M. Gaudreault : Mais, sur la question de l'équité, vous en faites un point important, mais, en même temps, et vous l'avez dit tout à l'heure, les moyens sont flous. Alors, présentement, j'ai l'impression qu'on navigue un peu à vue, de sorte que la ministre se garde des pouvoirs réglementaires de directive, on ne les connaît pas, et c'est ce qui pourrait venir renforcer l'équité que vous recherchez.

Et, en plus, j'ajoute aussi, de mon côté, le fait que la Commission de la fonction publique va se voir diminuer des pouvoirs. Alors, si moi, je postule comme fonctionnaire et... il y a l'équité de traitement immédiat comme candidat, mais je voudrais aussi avoir une garantie d'équité une fois que j'aurai le poste.
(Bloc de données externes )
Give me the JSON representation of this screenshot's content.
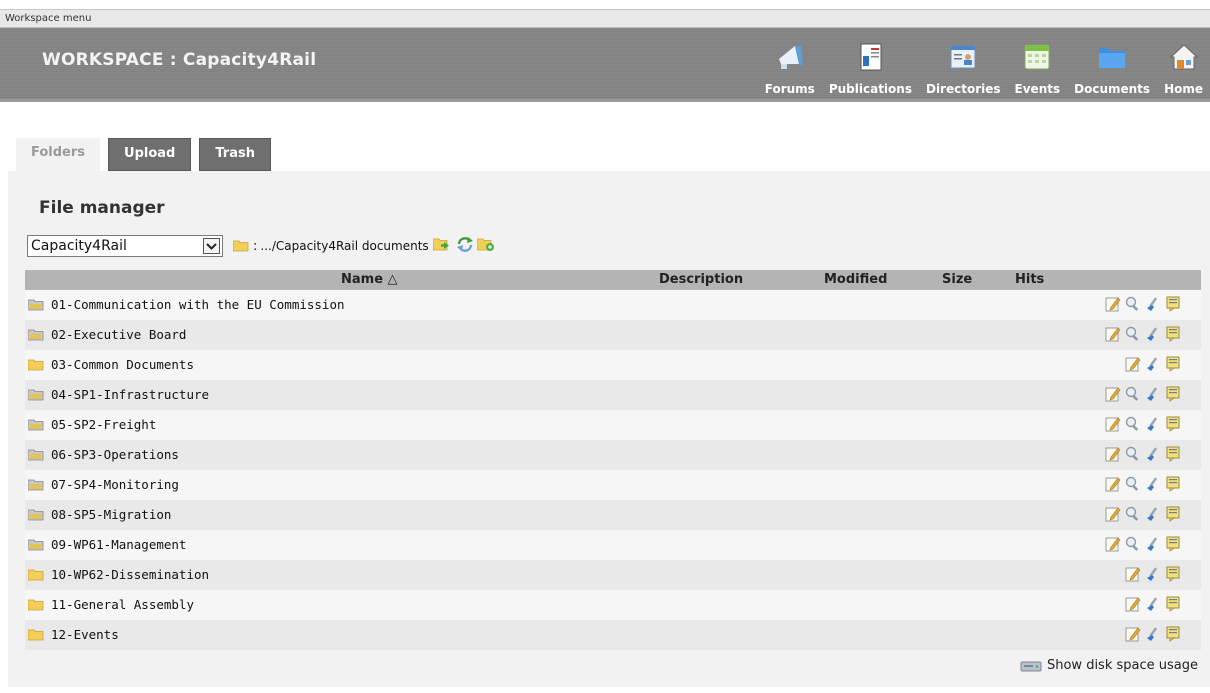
{
  "menu_bar": {
    "label": "Workspace menu"
  },
  "header": {
    "title": "WORKSPACE : Capacity4Rail"
  },
  "nav": [
    {
      "label": "Forums",
      "icon": "megaphone-icon"
    },
    {
      "label": "Publications",
      "icon": "publication-icon"
    },
    {
      "label": "Directories",
      "icon": "directory-card-icon"
    },
    {
      "label": "Events",
      "icon": "calendar-icon"
    },
    {
      "label": "Documents",
      "icon": "folder-icon"
    },
    {
      "label": "Home",
      "icon": "home-icon"
    }
  ],
  "tabs": [
    {
      "label": "Folders",
      "active": true
    },
    {
      "label": "Upload",
      "active": false
    },
    {
      "label": "Trash",
      "active": false
    }
  ],
  "file_manager": {
    "title": "File manager",
    "selected_folder": "Capacity4Rail",
    "path_separator": ":",
    "path": ".../Capacity4Rail documents",
    "columns": {
      "name": "Name △",
      "description": "Description",
      "modified": "Modified",
      "size": "Size",
      "hits": "Hits"
    },
    "rows": [
      {
        "name": "01-Communication with the EU Commission",
        "type": "restricted-folder",
        "actions": [
          "edit",
          "permissions",
          "tools",
          "comment"
        ]
      },
      {
        "name": "02-Executive Board",
        "type": "restricted-folder",
        "actions": [
          "edit",
          "permissions",
          "tools",
          "comment"
        ]
      },
      {
        "name": "03-Common Documents",
        "type": "folder",
        "actions": [
          "edit",
          "tools",
          "comment"
        ]
      },
      {
        "name": "04-SP1-Infrastructure",
        "type": "restricted-folder",
        "actions": [
          "edit",
          "permissions",
          "tools",
          "comment"
        ]
      },
      {
        "name": "05-SP2-Freight",
        "type": "restricted-folder",
        "actions": [
          "edit",
          "permissions",
          "tools",
          "comment"
        ]
      },
      {
        "name": "06-SP3-Operations",
        "type": "restricted-folder",
        "actions": [
          "edit",
          "permissions",
          "tools",
          "comment"
        ]
      },
      {
        "name": "07-SP4-Monitoring",
        "type": "restricted-folder",
        "actions": [
          "edit",
          "permissions",
          "tools",
          "comment"
        ]
      },
      {
        "name": "08-SP5-Migration",
        "type": "restricted-folder",
        "actions": [
          "edit",
          "permissions",
          "tools",
          "comment"
        ]
      },
      {
        "name": "09-WP61-Management",
        "type": "restricted-folder",
        "actions": [
          "edit",
          "permissions",
          "tools",
          "comment"
        ]
      },
      {
        "name": "10-WP62-Dissemination",
        "type": "folder",
        "actions": [
          "edit",
          "tools",
          "comment"
        ]
      },
      {
        "name": "11-General Assembly",
        "type": "folder",
        "actions": [
          "edit",
          "tools",
          "comment"
        ]
      },
      {
        "name": "12-Events",
        "type": "folder",
        "actions": [
          "edit",
          "tools",
          "comment"
        ]
      }
    ],
    "disk_usage_label": "Show disk space usage"
  },
  "colors": {
    "header_bg": "#888888",
    "tab_inactive": "#6f6f6f",
    "panel_bg": "#f2f2f2",
    "folder_yellow": "#f3cf5a"
  }
}
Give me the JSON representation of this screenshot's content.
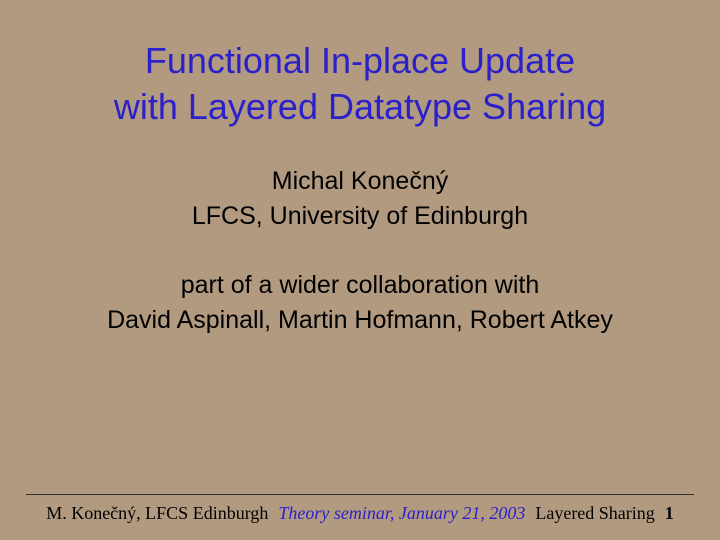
{
  "slide": {
    "title_line1": "Functional In-place Update",
    "title_line2": "with Layered Datatype Sharing",
    "author": "Michal Konečný",
    "affiliation": "LFCS, University of Edinburgh",
    "collab_intro": "part of a wider collaboration with",
    "collab_names": "David Aspinall, Martin Hofmann, Robert Atkey"
  },
  "footer": {
    "author_short": "M. Konečný, LFCS Edinburgh",
    "event": "Theory seminar, January 21, 2003",
    "topic": "Layered Sharing",
    "page": "1"
  }
}
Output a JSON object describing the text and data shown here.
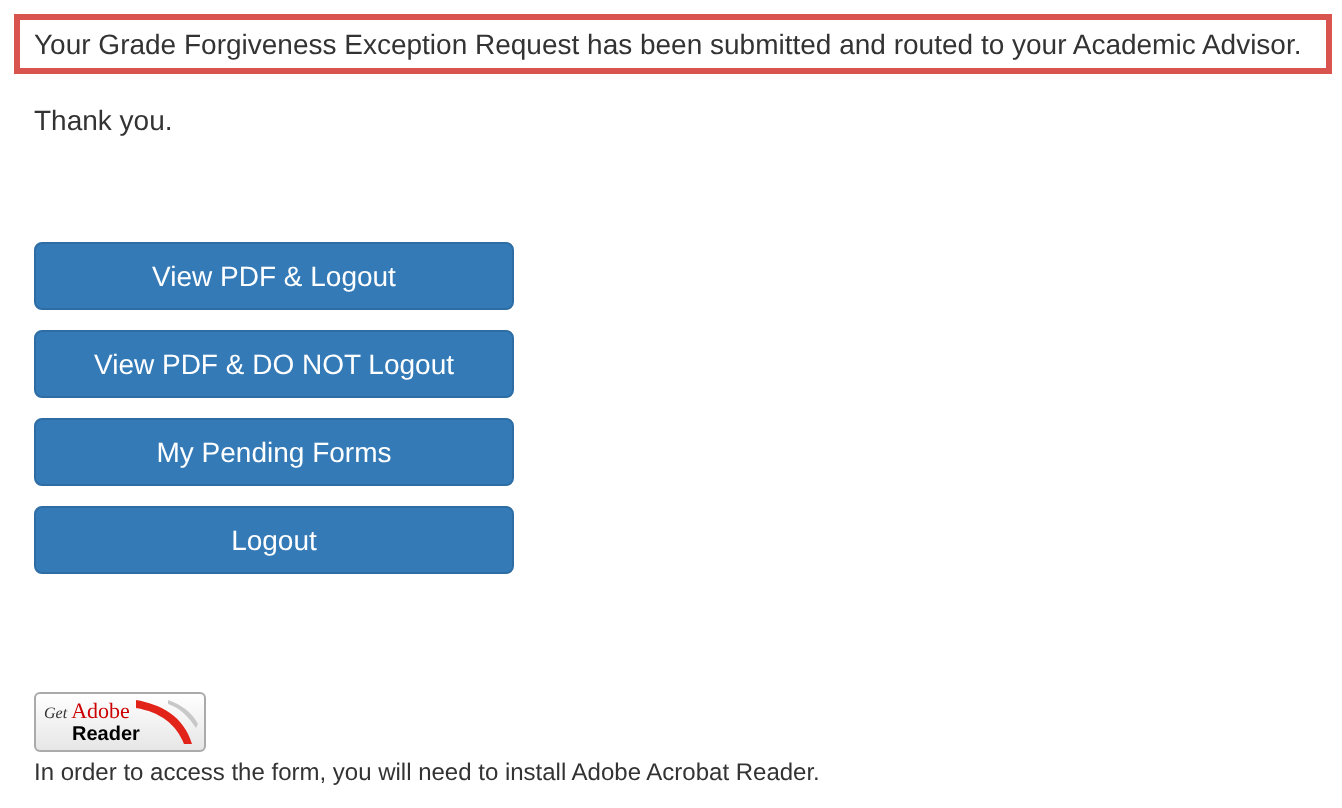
{
  "notice": {
    "message": "Your Grade Forgiveness Exception Request has been submitted and routed to your Academic Advisor."
  },
  "thanks": "Thank you.",
  "buttons": [
    "View PDF & Logout",
    "View PDF & DO NOT Logout",
    "My Pending Forms",
    "Logout"
  ],
  "reader_badge": {
    "get": "Get",
    "brand": "Adobe",
    "product": "Reader"
  },
  "reader_note": "In order to access the form, you will need to install Adobe Acrobat Reader."
}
Et là, si on coupe la Commission de la fonction publique, je perds un peu... un peu, beaucoup, cette équité.

Le Président (M. Simard) : Très rapidement, s'il vous plaît.

Mme Bourhis (Anne) : Oui. En fait, je vous dirais simplement, sur la question des critères flous, c'est pourquoi, dans mon allocution de départ, introductive, je mentionnais ce qu'il me semblerait intéressant de rajouter dans la loi, un certain nombre de principes, comme le fait qu'on utilise des outils rigoureux.

Le Président (M. Simard) : Très bien. Alors, Pre Bourhis, merci beaucoup d'avoir participé à cette commission et d'avoir, conséquemment, enrichi nos travaux. Ce fut fort apprécié.

Mme Bourhis (Anne) : Avec grand plaisir.

Le Président (M. Simard) : Sur ce, chers collègues, notre commission a complété son mandat. Vous savez que c'était la première fois que nous avions à faire, comment dire, des consultations particulières totalement en mode virtuel. Donc, merci beaucoup pour votre précieuse collaboration. Ce fut fort apprécié.

Mme LeBel : Merci, Mme Bourhis. Merci, tout le monde.

Le Président (M. Simard) : Alors, merci à tout le monde, et j'ajourne donc nos travaux sine die. À bientôt.